アンソロジー 隠すアンソロジー 隠す
著者:大崎 梢
文藝春秋(2017-02-09)
販売元:Amazon.co.jp

あなたが隠したいものは、なんですか?机の中に、記憶の中に、人生のどこかに…「隠す」をテーマに描かれる、11の不穏で切実な人間ドラマ。

柴田よしき「理由」
人気毒舌コメンテーターを刺したイラストレーターの真意とは。刺した動機を言わない女性の真意が分かった時、ぞくっとしました。本当の復讐が完遂したんですね。

永嶋恵美「自宅警備員の憂鬱」
自宅警備員ってどういうことだろうと思ったら引きこもりのことだったんですね。引きこもりって一言で言ってはいけないですけど。ちゃんと介護をしてちゃんと規則正しい生活を送っているんですもんね。洞察力が見事でした。いつかきっと社会復帰できるよ。

松尾由美「誰にも言えない」
ホームステイ先の家族がいきなり冷たくなりショックを受けたリンジー。なぜ態度が変わったのか、探偵事務所のボスと助手が推理します。3人の関係とか、ボスの助手に対する想いとか、全体的に可愛らしい作品でした。

福田和代「撫桜亭奇譚」
突然死亡した父親の秘密。重たかったです。長男はすべてを背負うのでしょうか…。

新津きよみ「骨になるまで」
祖母が亡くなったことで知った見知らぬ伯父の存在。調べていくうちに祖母の死の原因も分かっていきます。なんというか…切ないというかもどかしいというか。いろんな偶然が生んだ悲劇だったのかな…。

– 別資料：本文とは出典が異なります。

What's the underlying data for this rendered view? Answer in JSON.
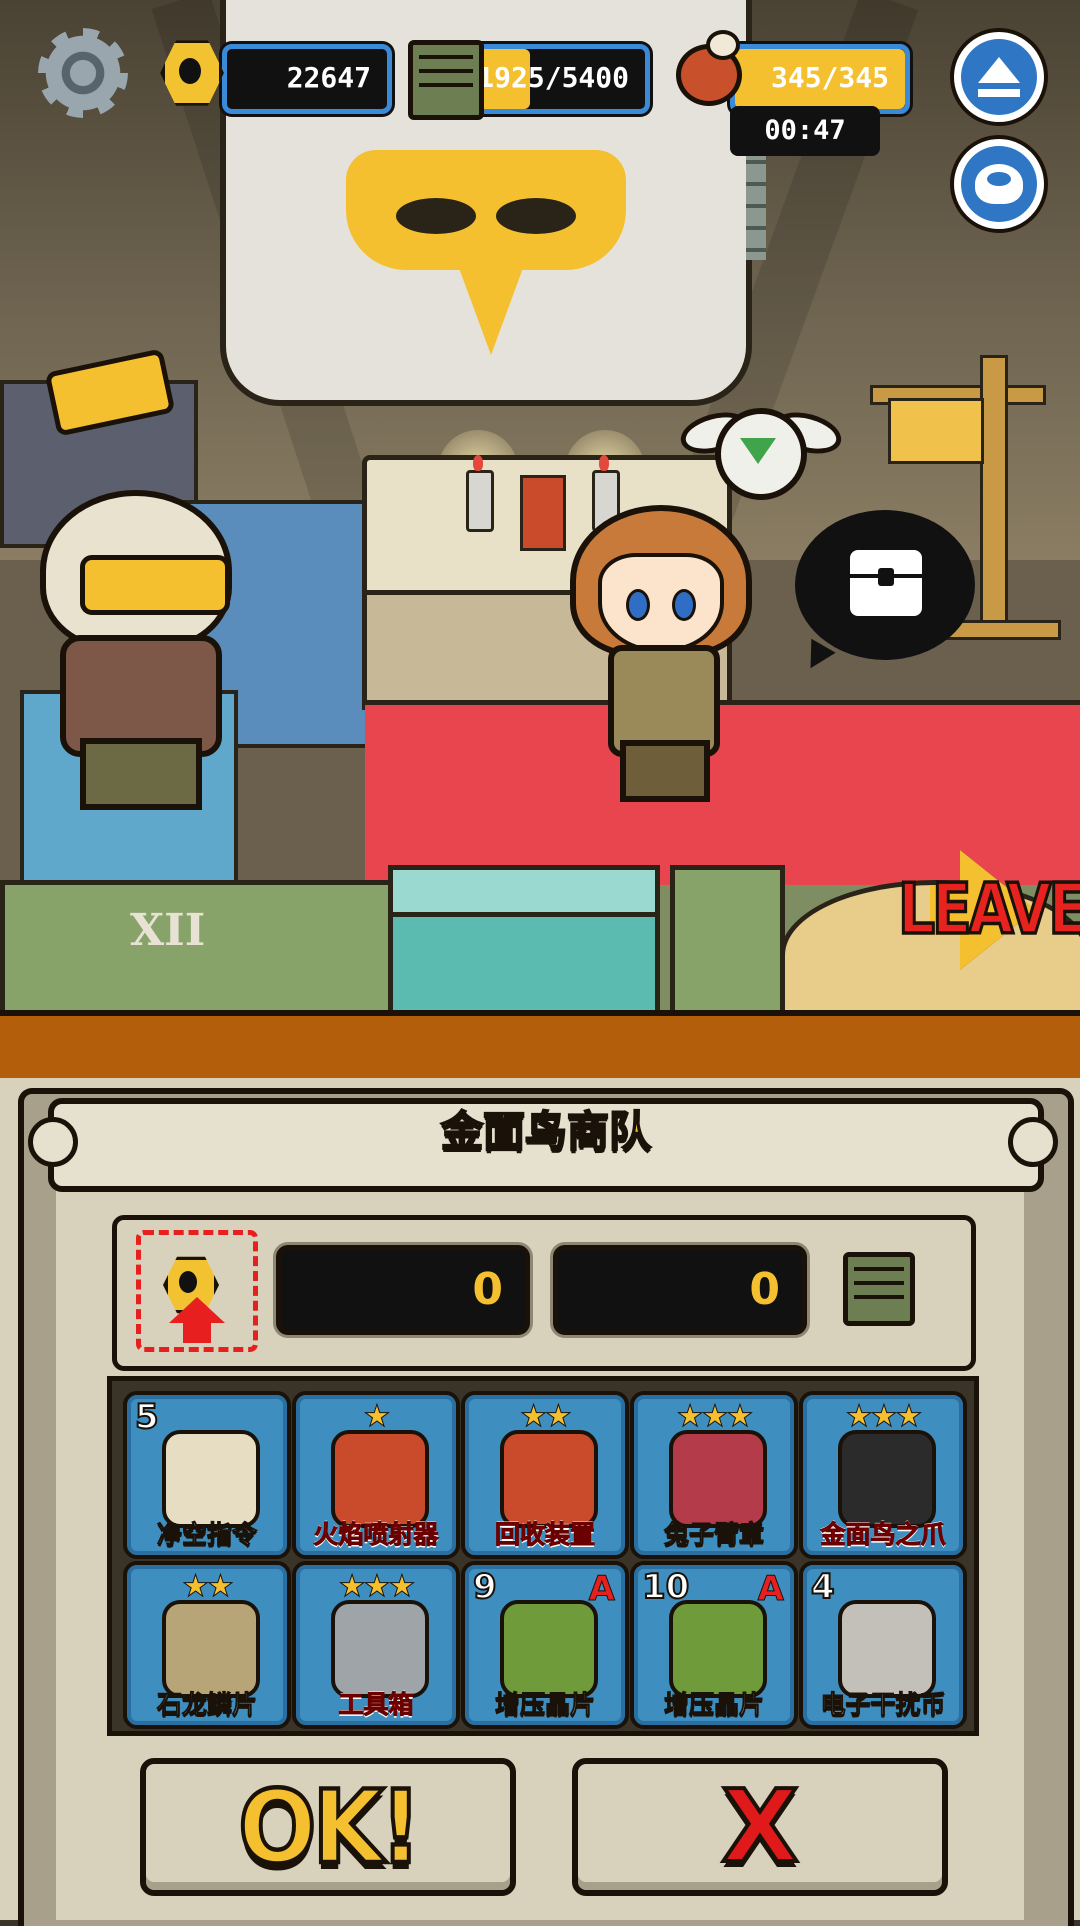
{
  "hud": {
    "bolts": "22647",
    "supplies": "1925/5400",
    "supplies_fill": 0.36,
    "food": "345/345",
    "food_fill": 1.0,
    "timer": "00:47"
  },
  "scene": {
    "leave_label": "LEAVE",
    "crate_mark": "XII"
  },
  "shop": {
    "title": "金面鸟商队",
    "bolt_amount": "0",
    "supply_amount": "0",
    "items": [
      {
        "name": "净空指令",
        "count": "5",
        "stars": "",
        "badge": "",
        "red": false
      },
      {
        "name": "火焰喷射器",
        "count": "",
        "stars": "★",
        "badge": "",
        "red": true
      },
      {
        "name": "回收装置",
        "count": "",
        "stars": "★★",
        "badge": "",
        "red": true
      },
      {
        "name": "兔子臂章",
        "count": "",
        "stars": "★★★",
        "badge": "",
        "red": false
      },
      {
        "name": "金面鸟之爪",
        "count": "",
        "stars": "★★★",
        "badge": "",
        "red": true
      },
      {
        "name": "石龙鳞片",
        "count": "",
        "stars": "★★",
        "badge": "",
        "red": false
      },
      {
        "name": "工具箱",
        "count": "",
        "stars": "★★★",
        "badge": "",
        "red": true
      },
      {
        "name": "增压晶片",
        "count": "9",
        "stars": "",
        "badge": "A",
        "red": false
      },
      {
        "name": "增压晶片",
        "count": "10",
        "stars": "",
        "badge": "A",
        "red": false
      },
      {
        "name": "电子干扰币",
        "count": "4",
        "stars": "",
        "badge": "",
        "red": false
      }
    ]
  },
  "buttons": {
    "ok_label": "OK!",
    "cancel_label": "X"
  },
  "colors": {
    "accent_yellow": "#f5c030",
    "warning_red": "#e81f1f",
    "item_blue": "#3f8ec0",
    "hud_blue": "#3b8ad8",
    "band_orange": "#b25e0a"
  }
}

光原百合「アリババと四十の死体 & まだ折れてない剣」
アラビアン・ナイトみたいなお話でした。女性の強さを感じました。

大崎梢「バースデーブーケをあなたに」
90歳を過ぎた女性に毎年贈られてくるバースデーブーケ。差出人Mの正体はだれなのか。

近藤史恵「甘い生活」
主人公の人のものが欲しくなる女性、最低だね。最後はかなり悲惨だったけど身から出た錆だからな…という感想だった自分もちょっと怖かったです^^;

松村比呂美「水彩画」
言い方が悪いけど、全部母親のエゴですよね。娘だって大事な子ども。なのにずっとひどい対応を繰り返して、それで自分の罪が償われると思っているわけではないと思うけど…あまりにも可哀想でした。

加納朋子「少年少女秘密基地」
まさかここで「少年少女飛行倶楽部」のスピンオフが読めるとはー!!
彼ら彼女らが小さかった頃の話まで出てきて!!1人興奮してました。
小さかった時は気付かなかったんですけど、中学生になってからのみんなの名前で思い出しました。ヒトデくんとクラゲちゃんと神君。以前ニアミスで出会っていたんですね。

篠田真由美「心残り」
締めのこの作品が一番「隠す」というタイトルにふさわしい怪談ぶりでした^^;怖かった…。

どの作品もそれぞれ面白かったです。そしてすべての作品に共通するある物は、3作品目くらいで気づきました。こういう繋がりは読んでいて面白さが増しますね。